Find all sets of two consecutive odd integers with a sun that is at least 8 and less than or equal to 24.

Answer to Problem 17PPS

The possible sets of all two consecutive odd integers are: (3, 5), (5, 7), (7, 9), (9, 11), (11, 13)

Explanation of Solution

Given:

Find all sets of two consecutive odd integers with a sun that is at least 8 and less than or equal to 24.

Concept Used:

Find all sets of two consecutive odd integers with a sun that is at least 8 and less than or equal to 24.

Difference between two consecutive odd integers is 2

Let the two consecutive odd integers are x and x + 2

Sum of two consecutive odd integers is at least 8 and less than or equal to 24.
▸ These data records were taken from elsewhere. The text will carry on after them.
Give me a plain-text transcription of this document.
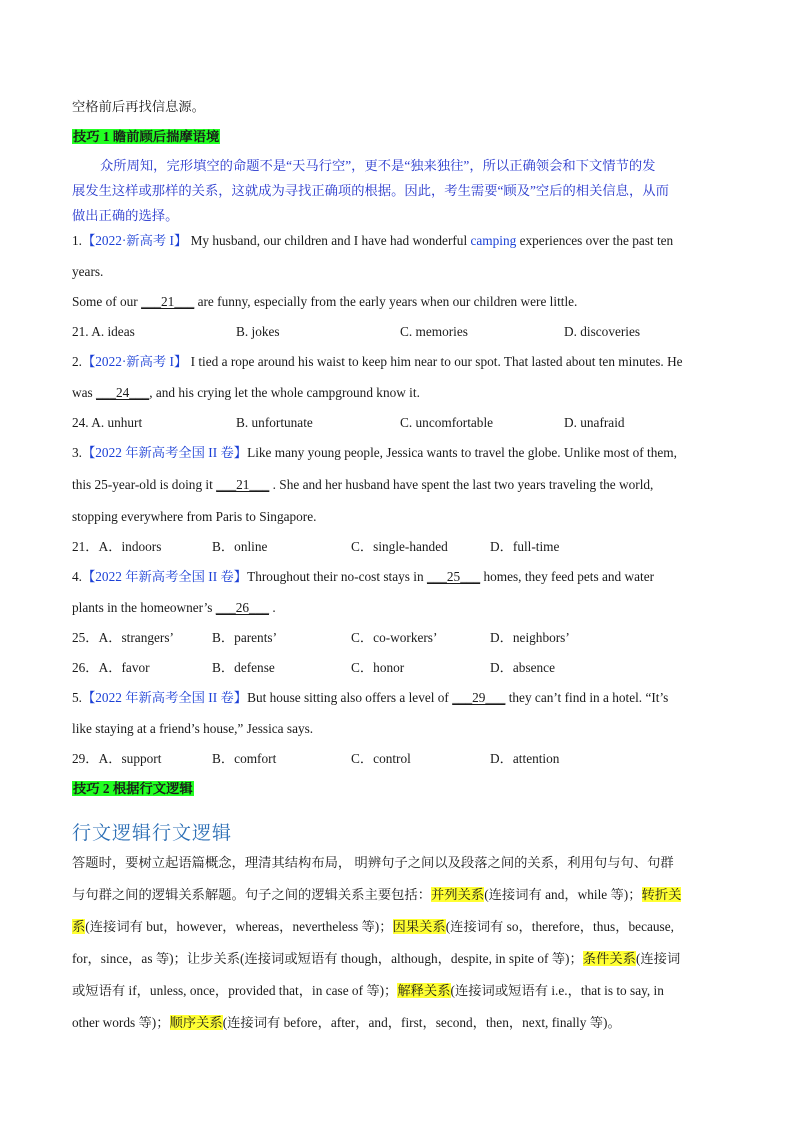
空格前后再找信息源。
技巧 1 瞻前顾后揣摩语境
众所周知，完形填空的命题不是“天马行空”，更不是“独来独往”，所以正确领会和下文情节的发
展发生这样或那样的关系，这就成为寻找正确项的根据。因此，考生需要“顾及”空后的相关信息，从而
做出正确的选择。
1.【2022·新高考 I】 My husband, our children and I have had wonderful camping experiences over the past ten
years.
Some of our ___21___ are funny, especially from the early years when our children were little.
21. A. ideas	B. jokes	C. memories	D. discoveries
2.【2022·新高考 I】 I tied a rope around his waist to keep him near to our spot. That lasted about ten minutes. He
was ___24___, and his crying let the whole campground know it.
24. A. unhurt	B. unfortunate	C. uncomfortable	D. unafraid
3.【2022 年新高考全国 II 卷】Like many young people, Jessica wants to travel the globe. Unlike most of them,
this 25-year-old is doing it ___21___ . She and her husband have spent the last two years traveling the world,
stopping everywhere from Paris to Singapore.
21．A．indoors	B．online	C．single-handed	D．full-time
4.【2022 年新高考全国 II 卷】Throughout their no-cost stays in ___25___ homes, they feed pets and water
plants in the homeowner’s ___26___ .
25．A．strangers’	B．parents’	C．co-workers’	D．neighbors’
26．A．favor	B．defense	C．honor	D．absence
5.【2022 年新高考全国 II 卷】But house sitting also offers a level of ___29___ they can’t find in a hotel. “It’s
like staying at a friend’s house,” Jessica says.
29．A．support	B．comfort	C．control	D．attention
技巧 2 根据行文逻辑
行文逻辑行文逻辑
答题时，要树立起语篇概念，理清其结构布局， 明辨句子之间以及段落之间的关系，利用句与句、句群
与句群之间的逻辑关系解题。句子之间的逻辑关系主要包括：并列关系(连接词有 and，while 等)；转折关
系(连接词有 but，however，whereas，nevertheless 等)；因果关系(连接词有 so，therefore，thus，because,
for，since，as 等)；让步关系(连接词或短语有 though，although，despite, in spite of 等)；条件关系(连接词
或短语有 if，unless, once，provided that，in case of 等)；解释关系(连接词或短语有 i.e.，that is to say, in
other words 等)；顺序关系(连接词有 before，after，and，first，second，then，next, finally 等)。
Compound Inequality equation: $8\le x+(x+2)\le 24$

Calculation:

Compound Inequality equation: $8\le x+(x+2)\le 24$

Solve for x, the smaller odd integer.

  $\begin{array}{l}8\le 2x+2\le 24\\ 8-2\le 2x+2-2\le 24-2\\ 6\le 2x\le 22\\ \frac{6}{2}\le \frac{2x}{2}\le \frac{22}{2}\\ 3\le x\le 11\end{array}$ Solution: $3\le x\le 11$ or [3, 11]

The solution set is on the number line:

A closed, or shaded, circle is used to represent the inequalities greater than or equal to ( $\ge$ ) or less than or equal to ( $\le$ ). The point is part of the solution.

  

So, the possible sets of all two consecutive odd integers are: (3, 5), (5, 7), (7, 9), (9, 11), (11, 13)

Thus, the possible sets of all two consecutive odd integers are: (3, 5), (5, 7), (7, 9), (9, 11), (11, 13)